Input Knowledge Required
To understand message 3584, the reader needs knowledge of:
- The cuzk proving pipeline architecture: Synthesis (CPU-bound circuit generation) produces work items that are dispatched to GPU workers for proving. A dispatch pacer controls the rate at which work is sent to the GPU.
- The PI controller design: The pacer uses a proportional-integral controller where the error is
target - ema_waiting. The integral term accumulates persistent error. The interval is computed from a feed-forward term (estimated GPU processing time) plus the PI correction. - The bootstrap phase: When the pacer starts, it enters a bootstrap phase where it dispatches at a fixed interval (200ms) until it has enough data to calibrate the PI controller.
- The synthesis throughput cap: A mechanism that limits how many synthesis tasks can run concurrently, intended to prevent CPU/DDR5 contention.
- The pinned memory pool: A zero-copy memory allocation scheme that eliminates H2D transfer time but can cause memory pressure when too many concurrent allocations occur.
Output Knowledge Created
Message 3584 creates critical diagnostic knowledge:
- The synthcap2 fix is insufficient. Despite accurate GPU processing time measurement, the pipeline still collapses.
- The pipeline is completely draining. With
waiting=0andema_waiting=0.0, the GPU has no queued work, meaning utilization is near zero. - Synthesis is the bottleneck. With
synth_rate_known=falsethroughout, synthesis hasn't completed a single partition, suggesting either synthesis is too slow or the synthesis throughput cap is too tight. - The integral is going negative. The integral dropping from +20.00 to -9.00 means the controller has accumulated significant negative bias, which will cause slow dispatch even when work becomes available.
- Bootstrap transitions but doesn't help. The pacer exits bootstrap mode but the system never stabilizes, suggesting the bootstrap calibration itself is flawed.
The Aftermath: What This Message Led To
The log output in message 3584 directly triggered the user's response (message 3583, which actually precedes this one chronologically in the conversation but contains the user's analysis of the synthcap2 behavior). The user identified three root problems:
- The synthesis throughput cap creates a collapse loop. Slow dispatch → fewer concurrent syntheses → slower synthesis throughput → tighter cap → even slower dispatch. This is a self-reinforcing vicious cycle.
- No re-bootstrap when the pipeline drains. Between batches, the pipeline empties completely, but the pacer stays in steady-state mode with a deeply negative integral, causing it to dispatch extremely slowly when new work arrives.
- Bootstrap spacing floods the pinned memory pool. The 200ms bootstrap interval causes too many concurrent
cudaHostAlloccalls, which stall the GPU. These insights led the assistant to fundamentally rewrite the DispatchPacer: removing the synthesis throughput cap entirely, adding re-bootstrap detection (re-entering bootstrap whenema_waiting < 1with no active bootstrap), and implementing a slow bootstrap with 3s initial warmup ormax(2s, gpu_eff)for re-bootstrap.
Conclusion
Message 3584 is a masterclass in diagnostic minimalism. A single grep command, executed in seconds, reveals the complete failure mode of a complex distributed proving pipeline. The log output tells a story of a system that looks healthy on paper (GPU processing time measured accurately at 1000ms, effective interval at 500ms) but is actually in a death spiral (empty queue, collapsing integral, zero synthesis throughput).

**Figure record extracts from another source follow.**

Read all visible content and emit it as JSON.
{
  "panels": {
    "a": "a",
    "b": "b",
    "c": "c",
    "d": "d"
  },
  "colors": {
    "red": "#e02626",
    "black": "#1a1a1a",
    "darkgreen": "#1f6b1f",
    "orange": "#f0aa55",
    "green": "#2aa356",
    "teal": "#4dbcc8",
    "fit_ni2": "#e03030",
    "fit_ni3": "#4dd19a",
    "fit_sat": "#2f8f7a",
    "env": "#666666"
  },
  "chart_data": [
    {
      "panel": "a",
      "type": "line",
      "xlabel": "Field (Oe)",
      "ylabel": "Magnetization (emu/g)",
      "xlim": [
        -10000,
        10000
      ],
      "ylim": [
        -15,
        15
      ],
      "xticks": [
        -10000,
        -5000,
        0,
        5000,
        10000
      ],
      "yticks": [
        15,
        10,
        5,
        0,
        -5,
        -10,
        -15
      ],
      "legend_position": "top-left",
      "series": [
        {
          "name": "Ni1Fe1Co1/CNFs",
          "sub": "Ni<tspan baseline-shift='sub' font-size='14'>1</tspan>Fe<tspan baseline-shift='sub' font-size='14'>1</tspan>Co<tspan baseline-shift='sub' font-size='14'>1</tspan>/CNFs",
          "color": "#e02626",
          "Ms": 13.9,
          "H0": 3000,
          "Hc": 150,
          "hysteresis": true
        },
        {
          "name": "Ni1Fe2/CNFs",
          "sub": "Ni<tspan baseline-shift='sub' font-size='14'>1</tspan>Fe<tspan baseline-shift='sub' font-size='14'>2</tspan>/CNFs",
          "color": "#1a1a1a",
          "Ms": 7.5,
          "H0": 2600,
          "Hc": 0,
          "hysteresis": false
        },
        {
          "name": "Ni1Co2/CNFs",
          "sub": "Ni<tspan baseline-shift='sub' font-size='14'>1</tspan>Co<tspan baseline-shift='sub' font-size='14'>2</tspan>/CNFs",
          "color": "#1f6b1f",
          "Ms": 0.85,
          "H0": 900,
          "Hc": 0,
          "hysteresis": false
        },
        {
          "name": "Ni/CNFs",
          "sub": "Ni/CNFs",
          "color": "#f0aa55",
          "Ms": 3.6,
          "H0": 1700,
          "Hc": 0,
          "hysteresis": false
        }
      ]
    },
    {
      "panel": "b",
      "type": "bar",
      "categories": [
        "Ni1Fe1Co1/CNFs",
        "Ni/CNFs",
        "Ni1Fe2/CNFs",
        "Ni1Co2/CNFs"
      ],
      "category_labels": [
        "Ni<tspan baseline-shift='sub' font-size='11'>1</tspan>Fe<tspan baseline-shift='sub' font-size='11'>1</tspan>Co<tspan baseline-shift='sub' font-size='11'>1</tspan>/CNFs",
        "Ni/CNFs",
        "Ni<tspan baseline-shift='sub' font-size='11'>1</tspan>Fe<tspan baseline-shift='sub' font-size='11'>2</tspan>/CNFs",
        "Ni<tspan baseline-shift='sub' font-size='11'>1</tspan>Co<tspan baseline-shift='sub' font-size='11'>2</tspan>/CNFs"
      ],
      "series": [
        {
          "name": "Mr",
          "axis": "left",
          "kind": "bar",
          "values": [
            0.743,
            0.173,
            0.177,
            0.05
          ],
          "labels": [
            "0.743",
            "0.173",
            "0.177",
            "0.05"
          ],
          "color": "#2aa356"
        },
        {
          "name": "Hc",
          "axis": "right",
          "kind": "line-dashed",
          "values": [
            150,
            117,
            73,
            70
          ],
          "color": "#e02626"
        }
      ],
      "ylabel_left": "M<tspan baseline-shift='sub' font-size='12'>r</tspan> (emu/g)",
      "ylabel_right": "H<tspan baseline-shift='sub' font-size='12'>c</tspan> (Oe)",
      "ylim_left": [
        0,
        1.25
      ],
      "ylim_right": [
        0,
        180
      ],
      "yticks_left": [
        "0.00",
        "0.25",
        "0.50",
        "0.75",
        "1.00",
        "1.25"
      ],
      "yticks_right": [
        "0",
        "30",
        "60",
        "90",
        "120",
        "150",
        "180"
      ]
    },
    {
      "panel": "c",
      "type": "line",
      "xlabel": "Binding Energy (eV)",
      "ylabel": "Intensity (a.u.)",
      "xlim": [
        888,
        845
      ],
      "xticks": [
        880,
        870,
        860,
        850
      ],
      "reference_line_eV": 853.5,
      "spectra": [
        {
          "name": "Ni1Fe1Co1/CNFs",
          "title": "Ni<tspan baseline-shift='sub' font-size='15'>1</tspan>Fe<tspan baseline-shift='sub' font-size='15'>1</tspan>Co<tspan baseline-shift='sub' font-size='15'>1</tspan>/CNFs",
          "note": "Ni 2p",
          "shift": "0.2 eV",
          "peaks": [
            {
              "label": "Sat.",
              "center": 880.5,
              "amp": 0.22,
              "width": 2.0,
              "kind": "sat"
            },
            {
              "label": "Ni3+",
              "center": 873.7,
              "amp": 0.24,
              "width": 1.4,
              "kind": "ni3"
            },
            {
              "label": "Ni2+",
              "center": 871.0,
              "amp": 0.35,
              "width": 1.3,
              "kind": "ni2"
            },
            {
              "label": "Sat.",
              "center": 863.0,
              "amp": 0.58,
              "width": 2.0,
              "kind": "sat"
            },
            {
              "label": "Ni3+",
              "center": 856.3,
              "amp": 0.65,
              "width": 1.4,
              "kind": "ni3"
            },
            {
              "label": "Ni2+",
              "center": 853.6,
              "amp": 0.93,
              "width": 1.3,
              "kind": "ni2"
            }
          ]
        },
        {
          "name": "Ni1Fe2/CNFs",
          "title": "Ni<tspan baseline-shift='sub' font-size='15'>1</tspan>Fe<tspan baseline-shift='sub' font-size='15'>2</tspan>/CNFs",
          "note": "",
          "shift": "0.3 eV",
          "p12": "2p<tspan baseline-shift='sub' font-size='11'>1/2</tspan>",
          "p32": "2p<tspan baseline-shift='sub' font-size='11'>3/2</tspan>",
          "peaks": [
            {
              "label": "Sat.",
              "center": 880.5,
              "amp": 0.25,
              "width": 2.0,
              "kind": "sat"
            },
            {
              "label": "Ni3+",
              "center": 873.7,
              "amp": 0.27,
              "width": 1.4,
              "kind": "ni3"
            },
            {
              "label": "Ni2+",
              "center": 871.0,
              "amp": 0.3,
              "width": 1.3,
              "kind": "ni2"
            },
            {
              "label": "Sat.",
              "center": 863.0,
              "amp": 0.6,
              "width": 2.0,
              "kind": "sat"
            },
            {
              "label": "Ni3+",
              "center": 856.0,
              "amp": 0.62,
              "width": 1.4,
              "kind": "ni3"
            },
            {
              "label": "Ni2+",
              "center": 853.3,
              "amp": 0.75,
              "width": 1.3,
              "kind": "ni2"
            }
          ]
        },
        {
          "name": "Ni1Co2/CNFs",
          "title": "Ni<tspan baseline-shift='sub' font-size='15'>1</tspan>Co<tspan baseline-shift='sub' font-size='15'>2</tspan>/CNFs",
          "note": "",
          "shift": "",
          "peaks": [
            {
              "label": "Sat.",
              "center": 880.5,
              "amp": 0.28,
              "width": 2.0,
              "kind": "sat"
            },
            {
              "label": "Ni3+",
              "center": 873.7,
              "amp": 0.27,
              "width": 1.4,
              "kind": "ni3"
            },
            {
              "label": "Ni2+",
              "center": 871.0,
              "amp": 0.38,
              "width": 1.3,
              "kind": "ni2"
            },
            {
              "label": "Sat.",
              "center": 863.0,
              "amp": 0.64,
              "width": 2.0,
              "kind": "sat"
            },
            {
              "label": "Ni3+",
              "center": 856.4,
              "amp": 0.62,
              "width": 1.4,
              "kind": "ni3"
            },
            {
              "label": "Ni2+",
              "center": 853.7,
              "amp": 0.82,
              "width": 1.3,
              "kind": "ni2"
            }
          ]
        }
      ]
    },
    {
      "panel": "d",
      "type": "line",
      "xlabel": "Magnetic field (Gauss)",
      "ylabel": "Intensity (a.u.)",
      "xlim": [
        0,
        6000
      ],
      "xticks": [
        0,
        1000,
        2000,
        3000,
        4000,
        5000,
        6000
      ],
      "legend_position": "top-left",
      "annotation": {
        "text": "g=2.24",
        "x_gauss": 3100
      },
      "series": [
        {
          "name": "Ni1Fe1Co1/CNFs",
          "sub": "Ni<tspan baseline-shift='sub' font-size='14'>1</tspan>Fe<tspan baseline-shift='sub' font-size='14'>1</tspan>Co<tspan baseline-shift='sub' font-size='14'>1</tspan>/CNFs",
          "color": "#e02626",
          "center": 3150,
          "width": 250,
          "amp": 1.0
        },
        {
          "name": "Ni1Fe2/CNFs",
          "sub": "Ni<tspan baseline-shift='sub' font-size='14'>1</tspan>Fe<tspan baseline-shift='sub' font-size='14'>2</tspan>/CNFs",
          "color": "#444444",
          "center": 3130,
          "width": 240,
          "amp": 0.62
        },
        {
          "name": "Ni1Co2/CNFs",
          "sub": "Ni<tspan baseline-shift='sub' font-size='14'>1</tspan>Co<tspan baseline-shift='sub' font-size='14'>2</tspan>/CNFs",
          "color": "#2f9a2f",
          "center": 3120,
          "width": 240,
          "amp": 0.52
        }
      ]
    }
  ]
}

The message demonstrates a key principle of systems engineering: the most sophisticated measurement is useless if it measures the wrong thing, or if the system's dynamics create self-reinforcing failure modes that no amount of measurement can fix. The synthcap2 approach assumed the problem was measurement noise; the log revealed the problem was structural. This distinction—between a measurement problem and a dynamics problem—is the fundamental insight that message 3584 enabled, and it drove the complete redesign of the dispatch pacer that followed.